Его костюмы, галстуки, туфли, рубашки, перчатки были из Лондона — их доставляли дипломатической почтой из советского посольства при дворце Святого Иакова. Сэр Эсмонд Овей справедливо заметил, что мужская мода зависит от преобладающих политических идей, что есть мода либерального и консервативного времени. «Разумеется, Уильям Питт не одевался как Уильям Фокс, а Гладстон — как Роберт Пиль». Сэра Овея удивляло, что Карахан одевается по английской моде, не осознавая, что таким образом примеряет на себя английские политические идеи. Карахан прекрасно играл в теннис и каждый день появлялся на кортах особняка на Спиридоновке или английского посольства, одетый в безукоризненный комплект из белой фланели, в теннисных туфлях — белых, на красной резиновой подошве, которые недавно вошли в моду и которые называли japanese shoes. Играл он легко, свободно, раскованно, souple, с улыбкой.

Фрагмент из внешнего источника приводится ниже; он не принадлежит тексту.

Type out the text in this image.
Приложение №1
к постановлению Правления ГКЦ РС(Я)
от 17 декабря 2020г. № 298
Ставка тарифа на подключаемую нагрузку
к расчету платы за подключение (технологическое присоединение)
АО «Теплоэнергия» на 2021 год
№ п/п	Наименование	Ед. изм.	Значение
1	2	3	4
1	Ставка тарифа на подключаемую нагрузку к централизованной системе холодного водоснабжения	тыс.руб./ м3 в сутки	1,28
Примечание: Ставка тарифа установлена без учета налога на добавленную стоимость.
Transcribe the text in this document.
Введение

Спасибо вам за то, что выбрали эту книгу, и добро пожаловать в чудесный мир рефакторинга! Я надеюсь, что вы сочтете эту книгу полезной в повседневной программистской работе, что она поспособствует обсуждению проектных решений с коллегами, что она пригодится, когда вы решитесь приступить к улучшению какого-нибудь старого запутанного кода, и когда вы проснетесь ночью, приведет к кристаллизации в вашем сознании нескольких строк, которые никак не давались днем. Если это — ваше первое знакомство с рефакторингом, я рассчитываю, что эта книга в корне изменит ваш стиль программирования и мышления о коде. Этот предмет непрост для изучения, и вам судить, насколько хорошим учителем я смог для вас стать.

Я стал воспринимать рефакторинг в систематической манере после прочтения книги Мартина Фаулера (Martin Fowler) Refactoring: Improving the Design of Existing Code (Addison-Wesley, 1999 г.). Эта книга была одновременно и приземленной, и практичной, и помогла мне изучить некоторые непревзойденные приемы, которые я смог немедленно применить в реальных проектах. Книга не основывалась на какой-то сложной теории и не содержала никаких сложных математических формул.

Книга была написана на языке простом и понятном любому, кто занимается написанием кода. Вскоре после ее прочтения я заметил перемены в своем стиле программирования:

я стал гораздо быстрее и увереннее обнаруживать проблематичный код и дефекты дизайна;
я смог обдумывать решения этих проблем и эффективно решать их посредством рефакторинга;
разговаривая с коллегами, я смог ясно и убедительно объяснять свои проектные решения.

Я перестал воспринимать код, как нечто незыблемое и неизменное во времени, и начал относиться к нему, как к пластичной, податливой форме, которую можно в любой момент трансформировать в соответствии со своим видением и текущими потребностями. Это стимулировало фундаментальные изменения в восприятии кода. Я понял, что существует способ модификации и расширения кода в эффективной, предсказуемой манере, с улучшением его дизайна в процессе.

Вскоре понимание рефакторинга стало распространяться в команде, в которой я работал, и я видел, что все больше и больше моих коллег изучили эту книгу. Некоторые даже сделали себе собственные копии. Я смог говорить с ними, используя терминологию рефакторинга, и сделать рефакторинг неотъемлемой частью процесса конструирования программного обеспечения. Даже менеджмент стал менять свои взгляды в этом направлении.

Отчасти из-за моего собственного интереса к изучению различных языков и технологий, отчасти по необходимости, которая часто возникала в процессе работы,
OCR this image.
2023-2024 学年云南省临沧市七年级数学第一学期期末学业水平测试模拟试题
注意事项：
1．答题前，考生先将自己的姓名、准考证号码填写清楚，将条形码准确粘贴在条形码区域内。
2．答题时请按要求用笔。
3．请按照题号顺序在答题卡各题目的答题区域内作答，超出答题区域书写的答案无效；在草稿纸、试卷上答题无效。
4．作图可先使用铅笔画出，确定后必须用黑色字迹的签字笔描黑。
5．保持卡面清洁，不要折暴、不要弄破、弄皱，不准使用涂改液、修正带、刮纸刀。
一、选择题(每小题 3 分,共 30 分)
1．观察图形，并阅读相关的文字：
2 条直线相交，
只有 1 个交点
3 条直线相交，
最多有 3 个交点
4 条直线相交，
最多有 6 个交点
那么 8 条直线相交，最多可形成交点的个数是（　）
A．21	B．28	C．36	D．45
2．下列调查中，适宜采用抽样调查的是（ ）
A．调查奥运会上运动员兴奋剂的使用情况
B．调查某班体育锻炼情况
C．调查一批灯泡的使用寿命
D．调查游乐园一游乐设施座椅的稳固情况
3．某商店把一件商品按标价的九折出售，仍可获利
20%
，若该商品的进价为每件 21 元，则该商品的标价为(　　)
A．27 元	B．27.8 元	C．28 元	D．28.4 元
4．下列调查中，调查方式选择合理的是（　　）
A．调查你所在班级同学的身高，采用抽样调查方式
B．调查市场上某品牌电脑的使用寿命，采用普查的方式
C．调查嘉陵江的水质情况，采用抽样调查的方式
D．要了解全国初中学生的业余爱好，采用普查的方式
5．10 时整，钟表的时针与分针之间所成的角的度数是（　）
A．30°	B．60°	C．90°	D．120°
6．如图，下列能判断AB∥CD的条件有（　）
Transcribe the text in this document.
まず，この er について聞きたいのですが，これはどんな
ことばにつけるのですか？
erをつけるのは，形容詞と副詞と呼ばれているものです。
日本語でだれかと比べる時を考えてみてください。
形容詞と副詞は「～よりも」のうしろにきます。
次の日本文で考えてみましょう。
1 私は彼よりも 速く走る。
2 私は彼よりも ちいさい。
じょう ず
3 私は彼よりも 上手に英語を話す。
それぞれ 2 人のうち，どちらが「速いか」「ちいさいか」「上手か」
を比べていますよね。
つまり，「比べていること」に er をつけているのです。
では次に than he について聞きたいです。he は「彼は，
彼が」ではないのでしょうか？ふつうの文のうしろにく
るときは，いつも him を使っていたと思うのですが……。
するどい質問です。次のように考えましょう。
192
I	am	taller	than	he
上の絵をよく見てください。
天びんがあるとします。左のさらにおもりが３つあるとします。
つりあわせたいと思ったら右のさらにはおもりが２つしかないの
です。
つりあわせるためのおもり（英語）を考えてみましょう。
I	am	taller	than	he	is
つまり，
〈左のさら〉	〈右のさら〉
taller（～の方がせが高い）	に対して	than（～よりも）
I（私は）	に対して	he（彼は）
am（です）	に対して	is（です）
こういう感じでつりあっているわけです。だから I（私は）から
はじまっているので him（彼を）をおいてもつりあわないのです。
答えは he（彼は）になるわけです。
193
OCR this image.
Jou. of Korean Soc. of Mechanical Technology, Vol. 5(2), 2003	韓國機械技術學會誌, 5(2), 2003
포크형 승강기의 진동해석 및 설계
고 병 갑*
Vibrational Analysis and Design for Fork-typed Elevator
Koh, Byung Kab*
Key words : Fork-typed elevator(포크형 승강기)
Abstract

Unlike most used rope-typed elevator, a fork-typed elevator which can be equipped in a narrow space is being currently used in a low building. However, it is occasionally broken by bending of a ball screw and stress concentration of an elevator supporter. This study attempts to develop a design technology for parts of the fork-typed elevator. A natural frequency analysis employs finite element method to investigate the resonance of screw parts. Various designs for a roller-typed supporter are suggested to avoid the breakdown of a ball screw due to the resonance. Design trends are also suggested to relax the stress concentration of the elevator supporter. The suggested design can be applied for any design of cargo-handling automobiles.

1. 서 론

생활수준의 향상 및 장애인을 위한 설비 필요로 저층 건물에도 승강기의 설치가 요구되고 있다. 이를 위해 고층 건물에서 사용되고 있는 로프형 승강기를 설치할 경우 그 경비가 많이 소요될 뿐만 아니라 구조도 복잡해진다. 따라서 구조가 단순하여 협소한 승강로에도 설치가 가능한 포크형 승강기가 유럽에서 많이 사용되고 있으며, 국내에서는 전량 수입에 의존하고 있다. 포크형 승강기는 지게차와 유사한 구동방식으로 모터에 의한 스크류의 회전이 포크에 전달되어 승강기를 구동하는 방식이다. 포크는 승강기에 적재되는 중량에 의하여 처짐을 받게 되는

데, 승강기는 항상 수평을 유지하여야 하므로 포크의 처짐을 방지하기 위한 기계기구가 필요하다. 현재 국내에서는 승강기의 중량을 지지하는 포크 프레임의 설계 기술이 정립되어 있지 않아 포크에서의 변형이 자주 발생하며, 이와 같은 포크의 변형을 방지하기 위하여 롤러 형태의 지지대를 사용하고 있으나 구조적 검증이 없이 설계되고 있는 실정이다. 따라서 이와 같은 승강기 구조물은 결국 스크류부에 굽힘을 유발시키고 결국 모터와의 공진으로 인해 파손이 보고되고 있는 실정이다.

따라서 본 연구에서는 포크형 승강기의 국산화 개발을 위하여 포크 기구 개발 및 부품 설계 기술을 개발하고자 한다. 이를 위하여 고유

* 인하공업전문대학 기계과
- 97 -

Все дамы из дипломатического мира, все актрисы, все beauties высшего коммунистического общества, жены наркомов, крупных чиновников и советских генералов прибегали на корт и толпились вокруг сетки, чтобы увидеть игру Карахана. В нем было что-то звериное, когда он носился по рыжему песчаному корту, когда вытягивал или сгибал руку, когда размахивался и с силой бил. Играл он только мячами, которые ему присылали из Лондона. С улыбкой, словно извиняясь, он объяснял, что советские теннисные мячи жесткие: «В России, — говорил он, — все, что коснется земли, уже не отскочит». Наверное, он хотел сказать «не поднимется». Затем он, улыбаясь, поворачивался к леди Овей и с задорной дерзостью, с беспечностью, которую дарит чувство собственного превосходства, с идеальным оксфордским произношением заявлял: «Маркс не предвидел, что английские теннисные мячи окажутся лучше советских. Маркс жил в Сохо и в Ист-Энде. В лондонском Ист-Энде не играют в теннис, isn’t it?»